All 13 of those counties not only have new case rates over the last two weeks that fall below the 50-new-cases-per-100,000-resident threshold that the administration has set as one of its guideposts; several of them also have case rates that are lower than some of the counties that were included in Wolf’s first wave last week.

For much of this southwest quadrant of the state, the pandemic has really been someone else’s story.

Allegheny, home to Pennsylvania’s second-largest city in Pittsburgh, has never seen a big surge of COVID-19 cases,according to health officials there, and – as the geographic hub of the region – it is well-positioned to meet a rise in cases should that happen.

This would leave Beaver County as the sole outlier in western Pennsylvania, which has seen its case incidence rate dramatically inflated by a severe COVID-19 outbreak at Brighton Rehabilitation and Wellness Center in Brighton Township, where more than 300 residents are said to have tested positive for coronavirus.
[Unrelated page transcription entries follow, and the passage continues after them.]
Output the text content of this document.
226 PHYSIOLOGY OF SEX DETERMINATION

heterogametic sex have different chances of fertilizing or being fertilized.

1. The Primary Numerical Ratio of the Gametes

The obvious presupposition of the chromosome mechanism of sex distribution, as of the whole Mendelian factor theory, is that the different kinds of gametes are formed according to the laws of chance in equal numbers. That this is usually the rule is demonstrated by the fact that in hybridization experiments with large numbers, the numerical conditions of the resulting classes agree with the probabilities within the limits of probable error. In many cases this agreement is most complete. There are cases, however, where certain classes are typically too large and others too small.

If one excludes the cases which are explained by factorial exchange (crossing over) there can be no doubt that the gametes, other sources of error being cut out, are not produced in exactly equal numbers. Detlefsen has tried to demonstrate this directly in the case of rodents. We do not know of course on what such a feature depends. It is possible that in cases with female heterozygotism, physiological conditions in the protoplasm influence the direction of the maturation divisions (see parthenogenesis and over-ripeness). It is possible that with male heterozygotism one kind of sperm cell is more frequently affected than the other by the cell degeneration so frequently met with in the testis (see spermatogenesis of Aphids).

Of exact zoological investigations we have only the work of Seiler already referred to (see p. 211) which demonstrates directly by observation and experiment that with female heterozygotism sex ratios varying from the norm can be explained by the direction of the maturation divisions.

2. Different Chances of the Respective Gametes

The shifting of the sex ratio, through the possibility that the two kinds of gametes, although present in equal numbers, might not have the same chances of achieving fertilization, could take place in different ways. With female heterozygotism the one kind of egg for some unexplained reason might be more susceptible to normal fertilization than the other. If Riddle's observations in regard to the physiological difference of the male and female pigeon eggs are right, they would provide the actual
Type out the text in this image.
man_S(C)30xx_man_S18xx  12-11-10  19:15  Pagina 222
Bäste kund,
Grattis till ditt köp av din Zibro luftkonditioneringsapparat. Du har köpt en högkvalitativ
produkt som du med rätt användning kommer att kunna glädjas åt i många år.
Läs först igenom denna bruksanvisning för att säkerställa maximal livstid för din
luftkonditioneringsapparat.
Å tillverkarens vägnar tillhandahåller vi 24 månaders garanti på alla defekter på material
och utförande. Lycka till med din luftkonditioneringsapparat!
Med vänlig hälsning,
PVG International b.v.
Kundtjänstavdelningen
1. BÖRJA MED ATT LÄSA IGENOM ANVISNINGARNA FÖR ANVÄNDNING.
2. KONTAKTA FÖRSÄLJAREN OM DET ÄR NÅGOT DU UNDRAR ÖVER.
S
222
But Wolf and state Health Secretary Dr. Rachel Levine have consistently said they will not carve out self-contained locations like nursing homes or prisons from a county’s overall case totals because of the movement of staff and contractors in and out of such facilities.

Wolf’s decision seems to be harder for four other counties that meet the new case incidence threshold as of Thursday: Perry (23.8) and York (43.2) counties in south central Pennsylvania, and Susquehanna and Wyoming counties in the northeast.

The problem for both Perry and York is that again, as of Thursday, they are both surrounded by counties that, while close, haven’t yet met the 50-case threshold on a consistent basis. In his first reopening announcement last week, Wolf refrained from lifting stay-at-home orders in counties that would have become reopening islands.

The issue for Susquehanna (34.7) and Wyoming (37.3) counties in the northeast, meanwhile, is that they abut counties like Lackawanna, Luzerne and Monroe counties that have seen some of the highest per capita rates of infection in the state through the pandemic.

Three other counties, Carbon (53.0), Mifflin (52.0) and Wayne (50.6), just popped back over the 50-case threshold on Thursday, so they too appear to be on the bubble.

Even if Wolf yellow lights just the first 13 counties mentioned here, that will be a significant stride for the state as a whole.

Where the first 24 counties combined for just 11.9 percent of Pennsylvania’s population, the 13 southwestern and Laurel Highland counties alone would add another 2.7 million residents to the yellow zone. When their entry was official – likely sometime next week – that would leave 4.2 million Pennsylvanians, or 32.7 percent of the total population, in the early stage of the reopening.

It’s also worth repeating, yellow is just a necessary first step on the journey to a new normal; it is far from the destination. A much broader reopening that could include things like a resumption of organized sports, public concerts and church services will occur when a county or region moves to green.

The pandemic, to this point, has sickened 52,915 Pennsylvanians, and it is being blamed for 3,416 deaths.

The Wolf administration, to this point, has not disclosed any hard, case incidence markers for what it will take for an area to go green. The governor and Levine have both said that will also require demonstrated capabilities in coronavirus testing, contact tracing, and safe quarantining of those exposed to infected persons.